Вопросов было предостаточно. А поскольку каждый горожанин на них отвечал по-своему и вдобавок торопился поделиться своими соображениями со знакомыми, то, многократно перетолковываясь, эти догадки порождали новые, уже совсем невероятные слухи. В результате весь Рим на какое-то время заполнили самые фантастические сплетни, начавшиеся, заметим, по одной простой причине. Дело было в том, что по крайней мере половину городского населения в то время составляли досужие бездельники, главным занятием которых было чесать языки по любому поводу.
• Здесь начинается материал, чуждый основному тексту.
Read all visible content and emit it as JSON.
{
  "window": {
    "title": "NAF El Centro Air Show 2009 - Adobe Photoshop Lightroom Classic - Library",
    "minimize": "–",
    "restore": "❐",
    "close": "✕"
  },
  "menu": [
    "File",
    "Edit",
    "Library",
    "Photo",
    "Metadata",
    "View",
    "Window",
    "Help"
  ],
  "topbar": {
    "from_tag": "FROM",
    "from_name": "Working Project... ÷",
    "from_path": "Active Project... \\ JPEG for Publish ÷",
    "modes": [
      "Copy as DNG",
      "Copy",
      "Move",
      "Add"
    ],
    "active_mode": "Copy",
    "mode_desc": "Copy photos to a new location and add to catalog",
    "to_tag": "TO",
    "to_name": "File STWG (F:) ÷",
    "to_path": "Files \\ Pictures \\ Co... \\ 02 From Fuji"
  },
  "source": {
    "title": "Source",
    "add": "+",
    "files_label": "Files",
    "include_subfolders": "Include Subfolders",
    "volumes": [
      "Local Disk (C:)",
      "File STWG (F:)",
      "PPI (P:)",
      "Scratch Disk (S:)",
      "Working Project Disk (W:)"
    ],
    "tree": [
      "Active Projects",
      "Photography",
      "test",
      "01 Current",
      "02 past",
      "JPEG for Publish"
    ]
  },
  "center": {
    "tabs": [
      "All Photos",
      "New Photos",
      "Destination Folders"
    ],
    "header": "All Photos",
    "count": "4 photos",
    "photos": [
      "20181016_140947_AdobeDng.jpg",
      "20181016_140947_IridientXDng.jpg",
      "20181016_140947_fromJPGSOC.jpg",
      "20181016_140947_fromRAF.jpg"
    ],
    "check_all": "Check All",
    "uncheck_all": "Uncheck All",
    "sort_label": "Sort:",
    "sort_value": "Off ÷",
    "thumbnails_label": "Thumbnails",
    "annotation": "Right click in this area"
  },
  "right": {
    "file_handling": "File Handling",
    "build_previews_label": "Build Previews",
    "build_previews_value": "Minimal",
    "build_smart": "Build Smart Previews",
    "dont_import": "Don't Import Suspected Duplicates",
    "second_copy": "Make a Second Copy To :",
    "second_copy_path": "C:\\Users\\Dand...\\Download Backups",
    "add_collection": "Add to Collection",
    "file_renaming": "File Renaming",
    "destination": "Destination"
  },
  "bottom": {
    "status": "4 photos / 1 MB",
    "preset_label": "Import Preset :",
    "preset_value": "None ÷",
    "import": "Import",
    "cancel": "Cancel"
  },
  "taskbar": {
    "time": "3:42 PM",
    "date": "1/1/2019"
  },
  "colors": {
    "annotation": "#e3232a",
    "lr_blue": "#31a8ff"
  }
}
Неудивительно, что ответов - зачастую казавшихся вполне убедительными и правдоподобными - было еще больше, чем вопросов. Странно было только, что, небезынтересные сами по себе, все эти подозрения, предположения и домыслы касались чего угодно, кроме любовной связи между Фонтеем и Мессалиной, а значит, основывались на ложной аксиоме о домашней идиллии, царившей в семействе Клавдия.
- О!… Понять причину такого завещания совсем нетрудно. Это же очевидно: Фонтей оставил наследство Клавдию за то, что тот однажды спас его от гнева Гая Цезаря, который хотел казнить Фонтея, забывшего прибавить почетный эпитет к его имени.
Такое объяснение случившемуся давали всезнающие цирюльники с улицы Табернола, слову которых их многочисленные посетители доверяли больше, чем гласу оракула.
- Да нет же! Причем тут божественный гай Цезарь? Я знаю из надежных источников, как было дело. У этого глупца и выскочки Фонтея - кто же его не знал? - была навязчивая идея: он хотел доказать, будто его род является одним из самых древних в Риме, одним из тех, что берут начало от этрусских князей. Хотя даже ему известно, что Фонтей - самые настоящие плебеи. Это подтверждается хотя бы тем, что, когда Публий Клодий Пулкр, патриций чистой воды, пожелал быть избранным в трибуны плебеев, то - тогда еще не нарушались законы Республики - ему отказали, а на это место назначили одного из предков Фонтея. Ведь в те времена главой плебеев мог быть только плебей! Так вот, у бедного Луция точно гвоздь в голове засел: разыскать в древнейших анналах свою фамилию! Тогда-то он и обратился к Клавдию, к этому педантичному археологу - ну, даровитому, если хотите, - который, позарившись на обещанную награду, все-таки сумел - одному Зевсу известно, какими ухищрениями! - удовлетворить желание покойного. А в благодарность за это Капитон оставил ему наследство.
Таково было мнение самых отъявленных и коварных мошенников, каковыми считались римские адвокаты и нотариусы, известные при этом своей проницательностью и беспримерной изворотливостью ума. Кроме того, один ростовщик, чья лавка находилась неподалеку от портика Помпея, утверждал, что завещание было составлено не без участия некой колдуньи, которой Клавдий обещал немалую долю своего будущего состояния. Наконец, множество самых разных людей подозревали, что документ, назначавший наследником имущества дядю императора, был фальшивым. Итак, завещание Фонтея целых десять дней будоражило умы городских сплетников, давая пищу для разговоров на всех площадках, во всех лавочках, портиках и садах. Затем новые происшествия завладели вниманием праздной толпы, и о последней воле Фонтея почти перестали вспоминать.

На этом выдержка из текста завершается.